Trees with non log-concave independent set sequences
David Galvin
TL;DR
The paper addresses whether the independent set sequence $(i_t(T))_{t=0}^{\alpha(T)}$ of a tree is always log-concave, demonstrating that this property can fail even as $\alpha(T)$ grows without bound. It introduces the two-parameter family $T_{m,t}$, shows that for large $t$ and $m$ with $t \le m \le 2^{t/16}$ the log-concavity breaks at $mt+2$, and derives asymptotic counts $i_{T_{m,t}}(mt+2)$ and $i_{T_{m,t}}(mt+3)$ to certify the inequality. This resolves Kadrawi and Levit's conjecture and clarifies limitations of log-concavity in trees, while further discussing structural reasons and open questions about how far the breakdown can occur.

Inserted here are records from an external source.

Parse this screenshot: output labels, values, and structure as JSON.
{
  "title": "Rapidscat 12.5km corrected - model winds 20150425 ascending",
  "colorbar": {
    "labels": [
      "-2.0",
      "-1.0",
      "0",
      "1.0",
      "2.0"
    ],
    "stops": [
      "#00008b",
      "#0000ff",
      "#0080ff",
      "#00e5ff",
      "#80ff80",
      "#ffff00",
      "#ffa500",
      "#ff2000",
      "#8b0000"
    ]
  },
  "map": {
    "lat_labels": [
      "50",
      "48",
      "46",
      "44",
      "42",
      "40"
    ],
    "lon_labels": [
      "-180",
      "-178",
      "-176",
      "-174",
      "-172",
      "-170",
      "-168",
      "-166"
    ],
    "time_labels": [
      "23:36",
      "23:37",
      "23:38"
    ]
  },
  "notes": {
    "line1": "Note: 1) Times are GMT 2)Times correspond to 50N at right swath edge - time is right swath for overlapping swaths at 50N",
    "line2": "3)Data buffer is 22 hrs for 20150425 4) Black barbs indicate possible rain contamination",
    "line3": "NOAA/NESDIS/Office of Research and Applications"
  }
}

Additionally, it verifies that the auxiliary graph family $S_{t,2}$ remains log-concave, contributing a piece to the overall understanding of independent set sequences in tree-like structures.
Abstract
We construct a family of trees with independence numbers going to infinity for which the log-concavity relation for the independent set sequence of a tree $T$ in the family fails at around $α(T)\left(1-1/(16\log α(T))\right)$. Here $α(T)$ is the independence number of $T$. This resolves a conjecture of Kadrawi and Levit.